United States v. Simpkins, 2020 WL 6067397 (1st Cir. 2020)
State troopers arrested a driver in possession of a large quantity of oxycodone pills and Suboxone strips. That driver subsequently became a confidential informant (CI). The CI told investigators he bought the pills and strips from “Rob” in Rhode Island. CI showed text messages between CI and Rob, discussing prices and quantities of “pinks,” “green ones” and “strips.” CI provided a cell phone number for Rob and a description of Rob’s house and car, and told them that, while CI usually traveled to Rob to buy drugs, Rob sometimes traveled to Maine.
Investigators found that Rob’s cell phone number belonged to Robert Simpkins. At the investigators’ direction, CI told Rob he was not coming to Rhode Island soon and asked Rob to deliver drugs to him in Maine. On the day of the planned delivery trip, investigators watched Simpkins’ Rhode Island home. They saw him load several items into his car, including a box he placed in the trunk. Between loads, Simpkins locked his car and kept a wary eye on his surroundings. Before Simpkins left for Maine, CI called him to discuss a final price. Simpkins responded by texting that he was “heading out about 2” and was looking for “3850 if it ain’t short.”
Just after Simpkins drove across the Maine border, troopers stopped him. They executed a high-risk stop because they had information that he possessed several guns. A trooper asked Simpkins about weapons and he replied he had only a pocketknife. After handcuffing and frisking him, a trooper found a bulge and asked Simpkins about it. He said it was a “little bit of fentanyl.”
A drug detector dog did not indicate the presence of a controlled substances odor. The troopers searched the car and found an envelope containing Suboxone strips in the passenger compartment and an electrical ballast device in the trunk. Concealed behind a panel on the ballast was a smell-resistant “Stink Sack” holding quantities of oxycodone. Stink Sacks are marketed to cannabis distributers as packaging that contains the odor of the drugs. Upon seeing a trooper open the ballast, Simpkins blurted out that “she found it all.”

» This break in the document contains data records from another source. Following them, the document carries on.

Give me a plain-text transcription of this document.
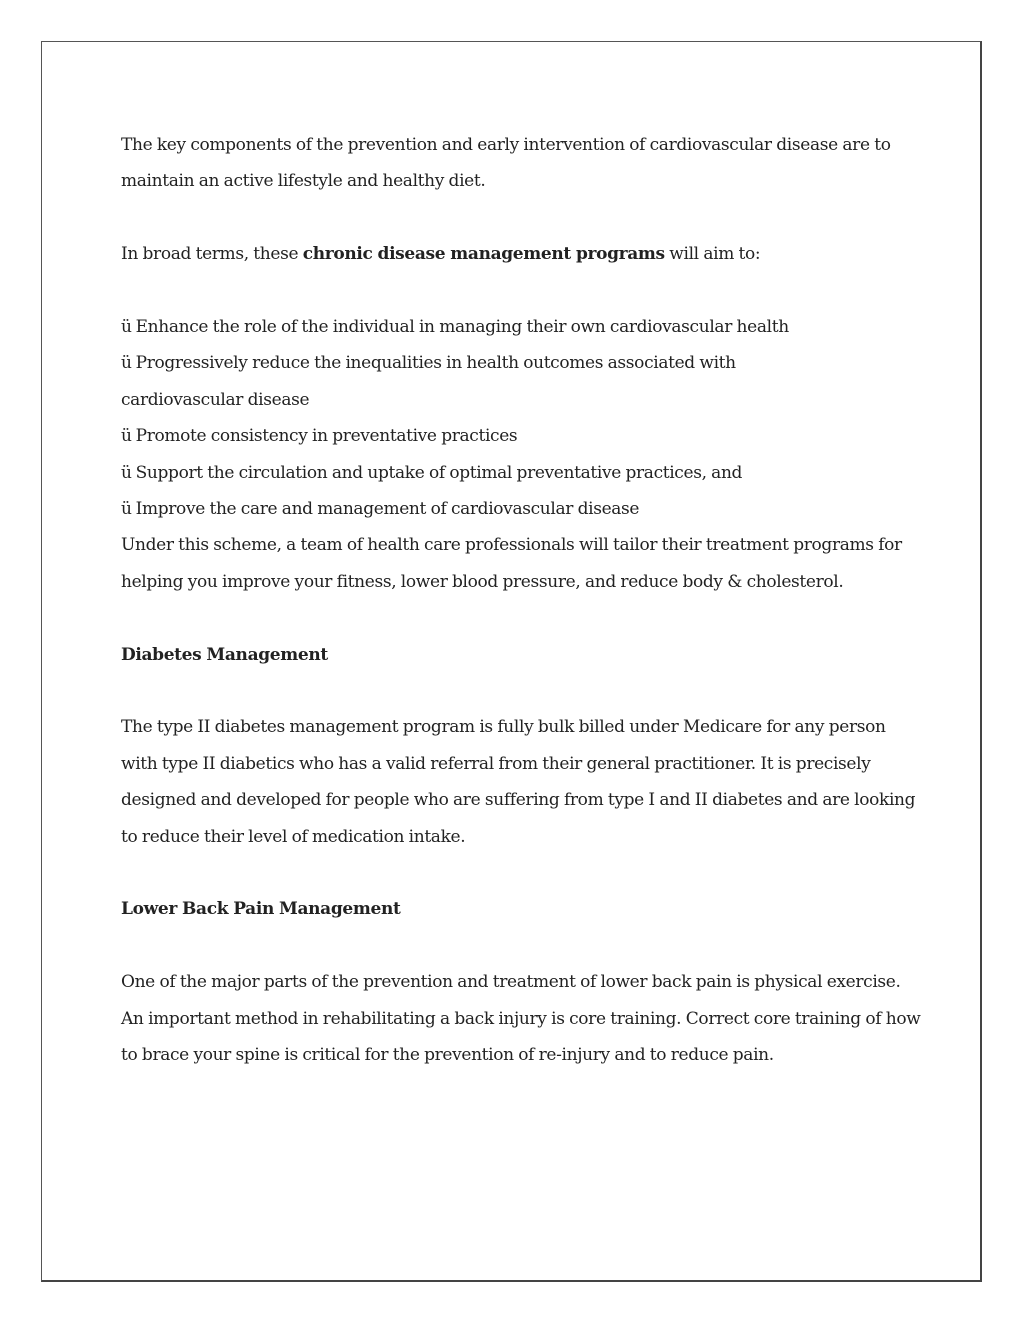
The key components of the prevention and early intervention of cardiovascular disease are to maintain an active lifestyle and healthy diet.

In broad terms, these chronic disease management programs will aim to:

ü Enhance the role of the individual in managing their own cardiovascular health
ü Progressively reduce the inequalities in health outcomes associated with
cardiovascular disease
ü Promote consistency in preventative practices
ü Support the circulation and uptake of optimal preventative practices, and
ü Improve the care and management of cardiovascular disease

Under this scheme, a team of health care professionals will tailor their treatment programs for helping you improve your fitness, lower blood pressure, and reduce body & cholesterol.

Diabetes Management

The type II diabetes management program is fully bulk billed under Medicare for any person with type II diabetics who has a valid referral from their general practitioner. It is precisely designed and developed for people who are suffering from type I and II diabetes and are looking to reduce their level of medication intake.

Lower Back Pain Management

One of the major parts of the prevention and treatment of lower back pain is physical exercise. An important method in rehabilitating a back injury is core training. Correct core training of how to brace your spine is critical for the prevention of re-injury and to reduce pain.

A warrantless search of an automobile may proceed so long as officers have probable cause to believe contraband is within the particular vehicle (California v. Acevedo, 500 U.S. 565 (1991)). The appellate court held “this tableau is redolent of probable cause.” CI had firsthand knowledge of Simpkins’ drug dealing, CI’s information was corroborated through monitored communications and surveillance, and the information would lead an experienced officer to believe Simpkins was trafficking in drugs.
Simpkins argued the detector dog’s non-alert defeated the probable cause to search his car. The court disagreed. The dog was not trained and certified to detect the odor of oxycodone. Moreover, the court cited “a near universal recognition that a drug-sniffing dog’s failure to alert does not necessarily destroy probable cause.” The court did not mention the drug odor-concealing packaging.

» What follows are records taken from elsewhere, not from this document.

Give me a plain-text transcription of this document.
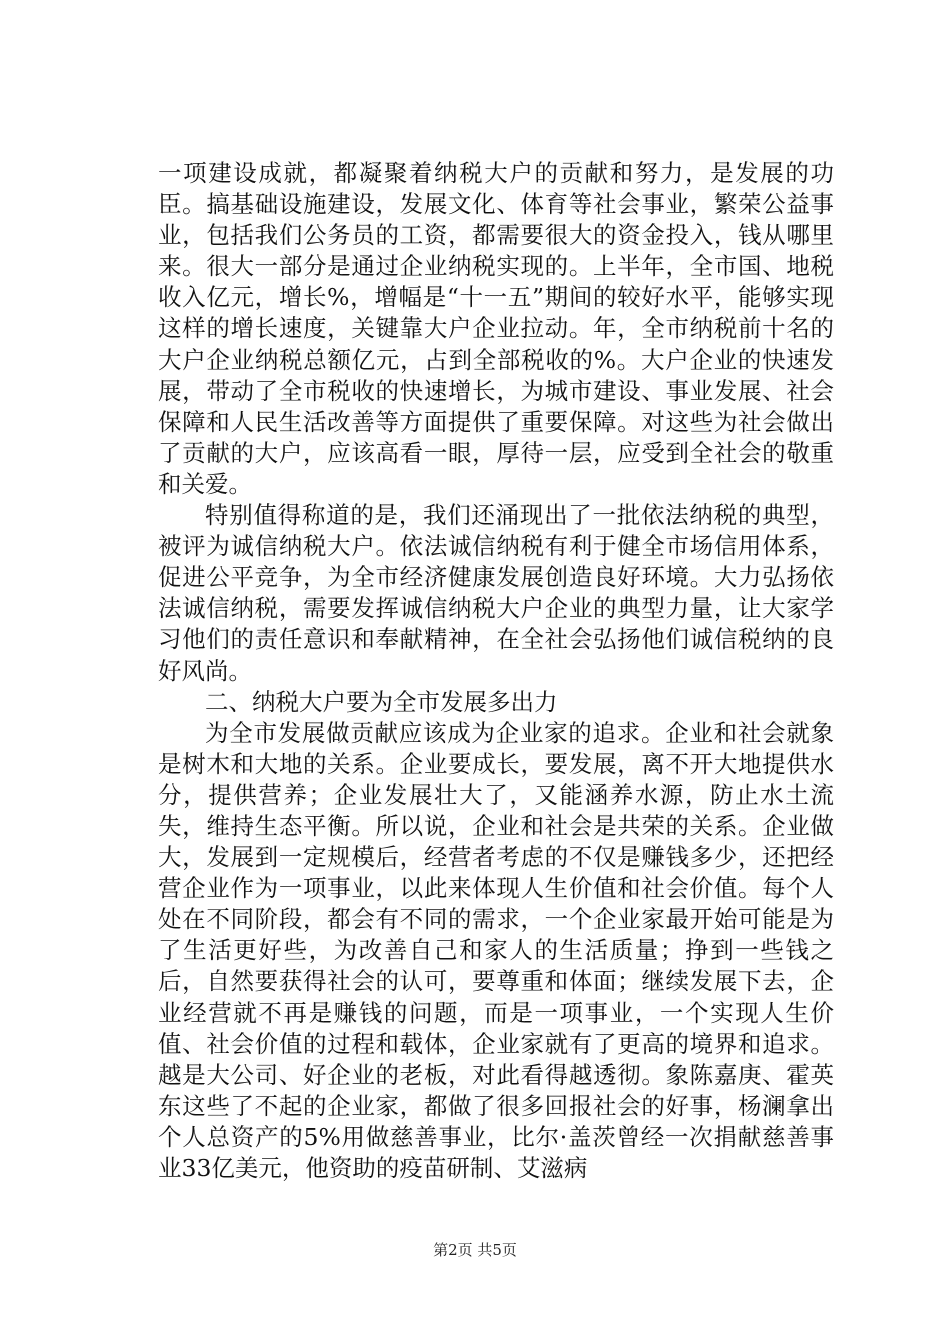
一项建设成就，都凝聚着纳税大户的贡献和努力，是发展的功臣。搞基础设施建设，发展文化、体育等社会事业，繁荣公益事业，包括我们公务员的工资，都需要很大的资金投入，钱从哪里来。很大一部分是通过企业纳税实现的。上半年，全市国、地税收入亿元，增长%，增幅是“十一五”期间的较好水平，能够实现这样的增长速度，关键靠大户企业拉动。年，全市纳税前十名的大户企业纳税总额亿元，占到全部税收的%。大户企业的快速发展，带动了全市税收的快速增长，为城市建设、事业发展、社会保障和人民生活改善等方面提供了重要保障。对这些为社会做出了贡献的大户，应该高看一眼，厚待一层，应受到全社会的敬重和关爱。

特别值得称道的是，我们还涌现出了一批依法纳税的典型，被评为诚信纳税大户。依法诚信纳税有利于健全市场信用体系，促进公平竞争，为全市经济健康发展创造良好环境。大力弘扬依法诚信纳税，需要发挥诚信纳税大户企业的典型力量，让大家学习他们的责任意识和奉献精神，在全社会弘扬他们诚信税纳的良好风尚。

二、纳税大户要为全市发展多出力

为全市发展做贡献应该成为企业家的追求。企业和社会就象是树木和大地的关系。企业要成长，要发展，离不开大地提供水分，提供营养；企业发展壮大了，又能涵养水源，防止水土流失，维持生态平衡。所以说，企业和社会是共荣的关系。企业做大，发展到一定规模后，经营者考虑的不仅是赚钱多少，还把经营企业作为一项事业，以此来体现人生价值和社会价值。每个人处在不同阶段，都会有不同的需求，一个企业家最开始可能是为了生活更好些，为改善自己和家人的生活质量；挣到一些钱之后，自然要获得社会的认可，要尊重和体面；继续发展下去，企业经营就不再是赚钱的问题，而是一项事业，一个实现人生价值、社会价值的过程和载体，企业家就有了更高的境界和追求。越是大公司、好企业的老板，对此看得越透彻。象陈嘉庚、霍英东这些了不起的企业家，都做了很多回报社会的好事，杨澜拿出个人总资产的5%用做慈善事业，比尔·盖茨曾经一次捐献慈善事业33亿美元，他资助的疫苗研制、艾滋病

第2页 共5页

A warrantless search of an automobile may proceed so long as officers have probable cause to believe contraband is within the particular vehicle.
Simpkins also challenged admission of his statements, claiming a Miranda violation. The court held the trooper’s questioning about the bulge, particularly in light of information that Simpkins had numerous weapons but claimed to have only a pocketknife, was allowed under the public safety exception to the Miranda rule. This exception allows the admission of unwarned custodial statements given in response to “questions necessary to secure [an officer’s] own safety or the safety of the public.” The court noted “an accused who wishes to invoke his right to remain silent must do so in an unambiguous manner.” Blurting out “she found it all” wasn’t remaining silent.